A través de una carta anónima, el Voyeur había elegido a Gay Talese como cronista de sus hazañas. El motel del voyeur existe porque su personaje principal llevó, a partir de 1966, «un diario escrupuloso de la mayoría de individuos que he observado, compilando interesantes estadísticas». Con ojos policíaco-clínico-pornográficos anotaba «características individuales; edad y complexión; región de procedencia, y comportamiento sexual» (lo sexual es lo esencial) de los sujetos observados, desde lo que el Voyeur denomina torre de vigilancia, observatorio, plataforma o pasarela de observación: «el mejor laboratorio del mundo para observar a los demás en su estado natural» o, como dice Gay Talese, «para el estudio del comportamiento humano secreto». Según el periodista, Foos se consideraba, más que «un simple mirón morboso», un «investigador pionero», equiparable a los sexólogos del Instituto Kinsey o del Instituto Masters & Johnson, aunque superior: estudiaba a individuos que no se sabían observados.

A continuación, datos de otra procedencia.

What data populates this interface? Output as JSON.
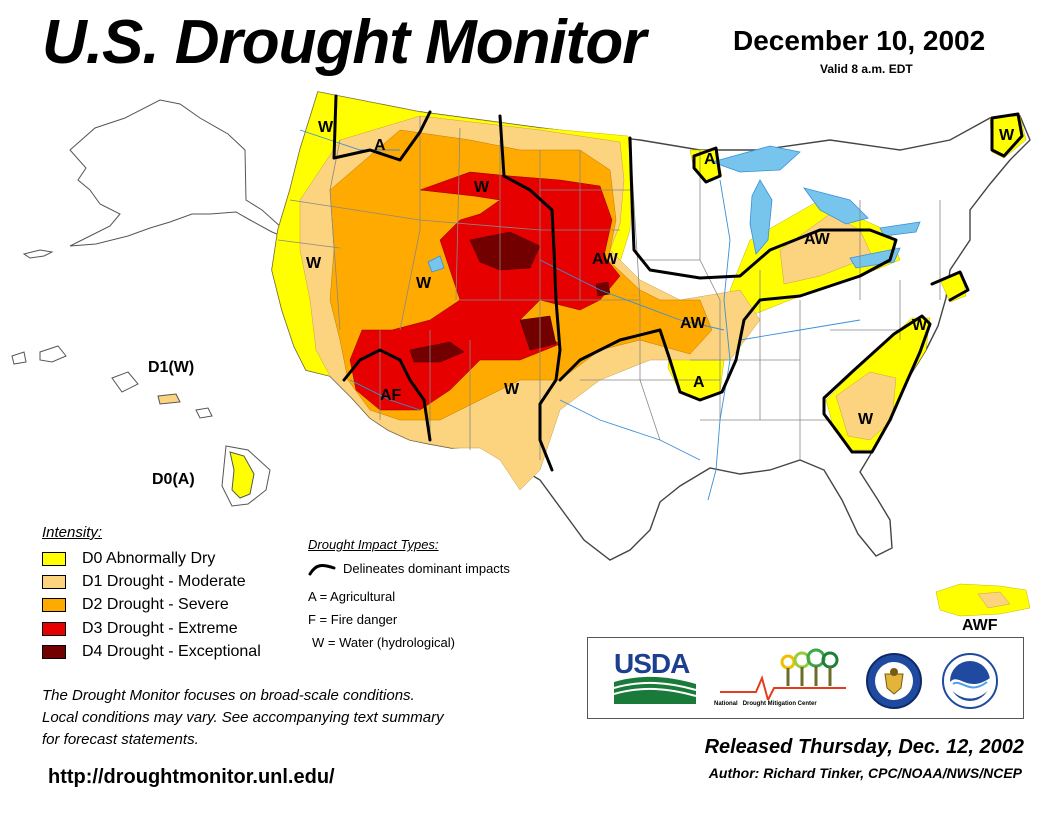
{
  "header": {
    "title": "U.S. Drought Monitor",
    "date": "December 10, 2002",
    "valid": "Valid 8 a.m. EDT"
  },
  "colors": {
    "d0": "#ffff00",
    "d1": "#fcd37f",
    "d2": "#ffaa00",
    "d3": "#e60000",
    "d4": "#730000",
    "water": "#77c4ec",
    "boundary": "#888888",
    "river": "#3a8fd9",
    "impact_line": "#000000"
  },
  "legend": {
    "title": "Intensity:",
    "items": [
      {
        "code": "d0",
        "label": "D0 Abnormally Dry"
      },
      {
        "code": "d1",
        "label": "D1 Drought - Moderate"
      },
      {
        "code": "d2",
        "label": "D2 Drought - Severe"
      },
      {
        "code": "d3",
        "label": "D3 Drought - Extreme"
      },
      {
        "code": "d4",
        "label": "D4 Drought - Exceptional"
      }
    ]
  },
  "impacts": {
    "title": "Drought Impact Types:",
    "line_label": "Delineates dominant impacts",
    "types": [
      "A = Agricultural",
      "F = Fire danger",
      "W = Water (hydrological)"
    ]
  },
  "map_labels": {
    "wa": "W",
    "nid": "A",
    "mt_w": "W",
    "sd": "AW",
    "or": "W",
    "ut": "W",
    "az": "AF",
    "nm": "W",
    "ks": "AW",
    "ok": "A",
    "mn": "A",
    "mi": "AW",
    "me": "W",
    "va": "W",
    "sc": "W",
    "hi_n": "D1(W)",
    "hi_s": "D0(A)",
    "pr": "AWF"
  },
  "disclaimer": {
    "line1": "The Drought Monitor focuses on broad-scale conditions.",
    "line2": "Local conditions may vary. See accompanying text summary",
    "line3": "for forecast statements."
  },
  "url": "http://droughtmonitor.unl.edu/",
  "logos": {
    "usda": "USDA",
    "ndmc_prefix": "National",
    "ndmc_name": "Drought Mitigation Center",
    "icons": [
      "usda-logo-icon",
      "ndmc-logo-icon",
      "commerce-seal-icon",
      "noaa-logo-icon"
    ]
  },
  "footer": {
    "released": "Released Thursday, Dec. 12, 2002",
    "author": "Author: Richard Tinker, CPC/NOAA/NWS/NCEP"
  }
}
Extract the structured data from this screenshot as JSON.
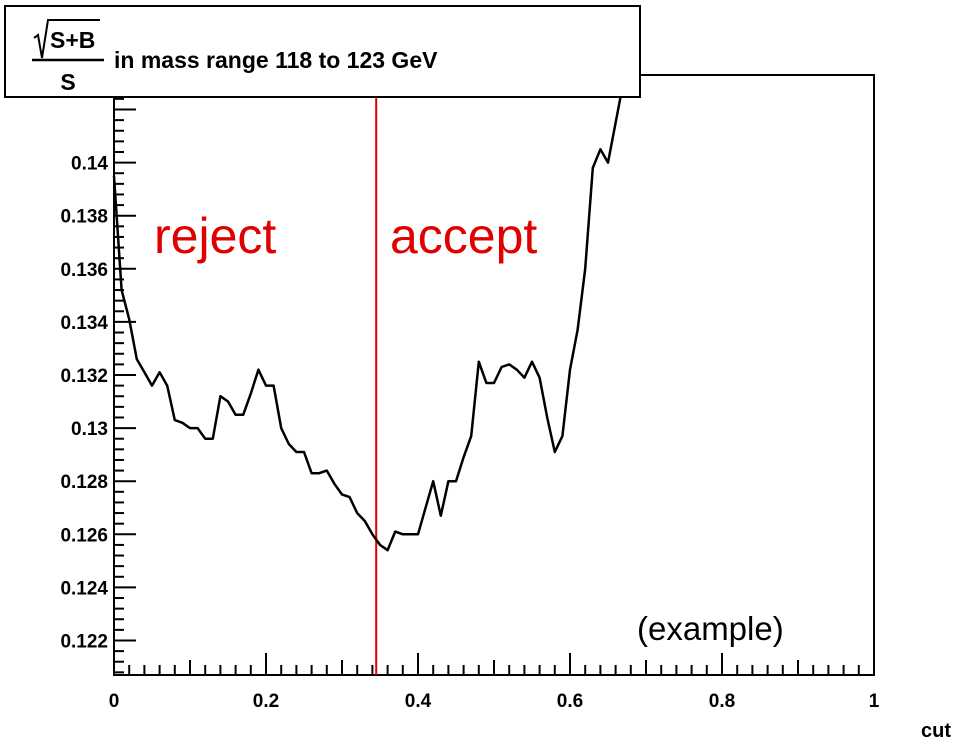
{
  "chart_data": {
    "type": "line",
    "title": "in mass range 118 to 123 GeV",
    "title_formula": {
      "numerator": "S+B",
      "denominator": "S"
    },
    "xlabel": "cut",
    "ylabel": "",
    "xlim": [
      0,
      1
    ],
    "ylim": [
      0.1207,
      0.1433
    ],
    "x_ticks": [
      "0",
      "0.2",
      "0.4",
      "0.6",
      "0.8",
      "1"
    ],
    "y_ticks": [
      "0.122",
      "0.124",
      "0.126",
      "0.128",
      "0.13",
      "0.132",
      "0.134",
      "0.136",
      "0.138",
      "0.14"
    ],
    "grid": false,
    "legend": "none",
    "colors": {
      "line": "#000000",
      "cut_line": "#e00000",
      "annotation": "#e00000"
    },
    "series": [
      {
        "x": [
          0.0,
          0.01,
          0.02,
          0.03,
          0.04,
          0.05,
          0.06,
          0.07,
          0.08,
          0.09,
          0.1,
          0.11,
          0.12,
          0.13,
          0.14,
          0.15,
          0.16,
          0.17,
          0.18,
          0.19,
          0.2,
          0.21,
          0.22,
          0.23,
          0.24,
          0.25,
          0.26,
          0.27,
          0.28,
          0.29,
          0.3,
          0.31,
          0.32,
          0.33,
          0.34,
          0.35,
          0.36,
          0.37,
          0.38,
          0.39,
          0.4,
          0.41,
          0.42,
          0.43,
          0.44,
          0.45,
          0.46,
          0.47,
          0.48,
          0.49,
          0.5,
          0.51,
          0.52,
          0.53,
          0.54,
          0.55,
          0.56,
          0.57,
          0.58,
          0.59,
          0.6,
          0.61,
          0.62,
          0.63,
          0.64,
          0.65,
          0.66,
          0.67,
          0.675
        ],
        "y": [
          0.1395,
          0.1352,
          0.1341,
          0.1326,
          0.1321,
          0.1316,
          0.1321,
          0.1316,
          0.1303,
          0.1302,
          0.13,
          0.13,
          0.1296,
          0.1296,
          0.1312,
          0.131,
          0.1305,
          0.1305,
          0.1313,
          0.1322,
          0.1316,
          0.1316,
          0.13,
          0.1294,
          0.1291,
          0.1291,
          0.1283,
          0.1283,
          0.1284,
          0.1279,
          0.1275,
          0.1274,
          0.1268,
          0.1265,
          0.126,
          0.1256,
          0.1254,
          0.1261,
          0.126,
          0.126,
          0.126,
          0.127,
          0.128,
          0.1267,
          0.128,
          0.128,
          0.1289,
          0.1297,
          0.1325,
          0.1317,
          0.1317,
          0.1323,
          0.1324,
          0.1322,
          0.1319,
          0.1325,
          0.1319,
          0.1304,
          0.1291,
          0.1297,
          0.1322,
          0.1337,
          0.136,
          0.1398,
          0.1405,
          0.14,
          0.1415,
          0.143,
          0.1433
        ]
      }
    ],
    "cut_x": 0.345,
    "annotations": {
      "reject": "reject",
      "accept": "accept",
      "example": "(example)"
    }
  }
}
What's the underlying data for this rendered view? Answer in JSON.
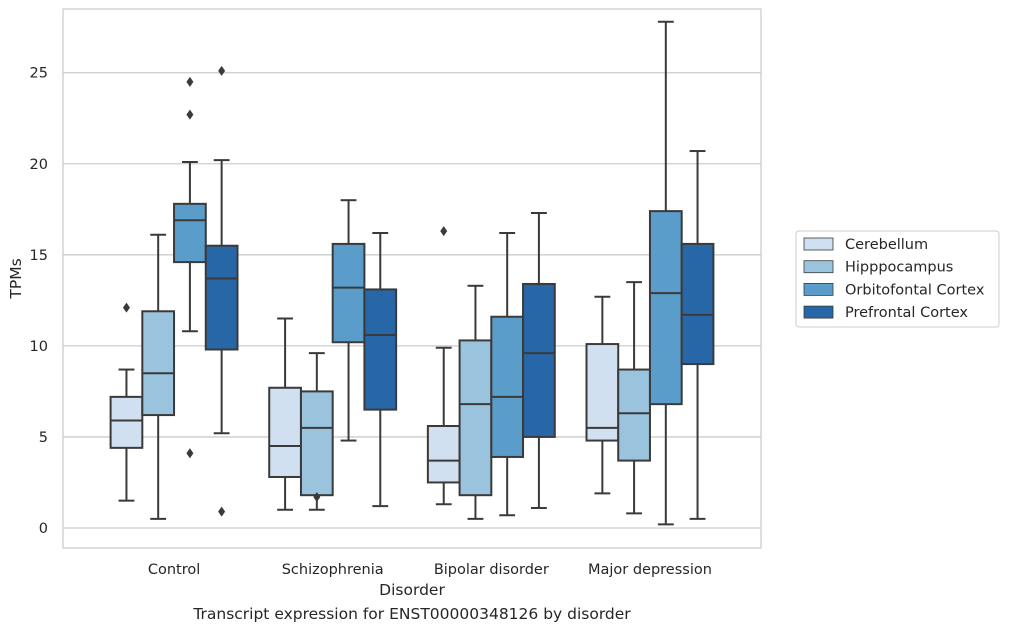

Yo diría que El motel del voyeur es el punto de confluencia de dos escritores: el periodista Talese y el hotelero mirón Gerald Foos. Foos es un personaje de Talese, pero Talese también se convierte en personaje de Foos. No sólo llegará a definirse como el «amigo por correspondencia del Voyeur», confesor y confidente con quien compartir pesares y preocupaciones: Talese participa en la historia como único espectador y encarna la promesa de multiplicar en un futuro el número de admiradores de los atrevimientos de Foos. El hotelero había escrito una memoria de cientos de páginas, fruto de quince años de «cronista clandestino», y desde 1980 fue mandándosela al periodista por entregas, como un folletín del que Talese seleccionaría fragmentos para insertarlos en su libro.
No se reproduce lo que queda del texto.